An affidavit from a principal of defendant property owner, who also served as property manager for the premises, established that defendant did not receive timely notice of the action on account of an outdated business address on file with the Secretary of State (see CPLR 317;  Eugene Di Lorenzo, Inc. v. A.C. Dutton Lbr. Co., 67 N.Y.2d 138, 141–142 [1986] ).  The affidavit also showed that defendant had a meritorious defense, in that the default judgment was defective, given the conclusory allegations of a purportedly viable negligence claim (see CPLR 3215[f];  Brown v. Rosendale Nurseries, 259 A.D.2d 256 [1st Dept 1999];  St. Paul Marine Fire & Mar. Ins.
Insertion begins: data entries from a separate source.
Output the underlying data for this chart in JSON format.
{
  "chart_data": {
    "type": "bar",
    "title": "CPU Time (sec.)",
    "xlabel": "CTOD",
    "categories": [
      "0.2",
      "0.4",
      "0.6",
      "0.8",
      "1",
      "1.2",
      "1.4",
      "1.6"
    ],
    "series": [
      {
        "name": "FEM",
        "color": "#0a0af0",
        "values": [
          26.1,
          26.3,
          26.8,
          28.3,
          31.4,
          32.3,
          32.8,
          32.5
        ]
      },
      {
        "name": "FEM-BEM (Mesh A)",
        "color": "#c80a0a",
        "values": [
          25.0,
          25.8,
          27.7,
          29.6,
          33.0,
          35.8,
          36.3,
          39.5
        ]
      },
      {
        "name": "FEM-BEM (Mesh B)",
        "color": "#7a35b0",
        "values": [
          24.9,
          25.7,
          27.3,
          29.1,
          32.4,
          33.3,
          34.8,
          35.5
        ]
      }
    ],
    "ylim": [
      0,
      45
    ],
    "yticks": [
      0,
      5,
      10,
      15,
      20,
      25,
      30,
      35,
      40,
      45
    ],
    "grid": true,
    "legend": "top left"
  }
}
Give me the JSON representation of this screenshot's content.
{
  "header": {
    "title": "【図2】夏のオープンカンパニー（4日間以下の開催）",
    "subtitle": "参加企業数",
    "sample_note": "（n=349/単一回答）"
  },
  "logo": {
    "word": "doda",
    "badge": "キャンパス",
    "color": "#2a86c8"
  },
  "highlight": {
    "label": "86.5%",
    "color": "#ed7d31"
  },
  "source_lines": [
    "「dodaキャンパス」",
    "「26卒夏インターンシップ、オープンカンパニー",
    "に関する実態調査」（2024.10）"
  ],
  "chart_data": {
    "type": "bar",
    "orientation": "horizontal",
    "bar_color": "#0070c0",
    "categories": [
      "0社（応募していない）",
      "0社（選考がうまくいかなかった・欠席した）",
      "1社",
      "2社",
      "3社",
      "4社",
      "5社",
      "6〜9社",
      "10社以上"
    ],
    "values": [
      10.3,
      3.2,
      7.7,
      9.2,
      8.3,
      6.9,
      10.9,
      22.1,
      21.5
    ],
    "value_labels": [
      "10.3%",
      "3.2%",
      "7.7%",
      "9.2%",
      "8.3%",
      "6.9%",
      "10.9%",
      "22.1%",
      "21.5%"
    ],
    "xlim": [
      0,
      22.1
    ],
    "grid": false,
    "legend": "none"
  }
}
Co. v Eastmond & Sons, 244 A.D.2d 294 [1st Dept 1997] ).  Furthermore, the commercial lease for the premises where plaintiff fell indicated that the tenant, which was the injured plaintiff's employer, was responsible for maintaining the nonpublic, allegedly dangerous staircase and for obtaining insurance to indemnify defendant for any liability that arose from the tenant's negligent acts or omissions.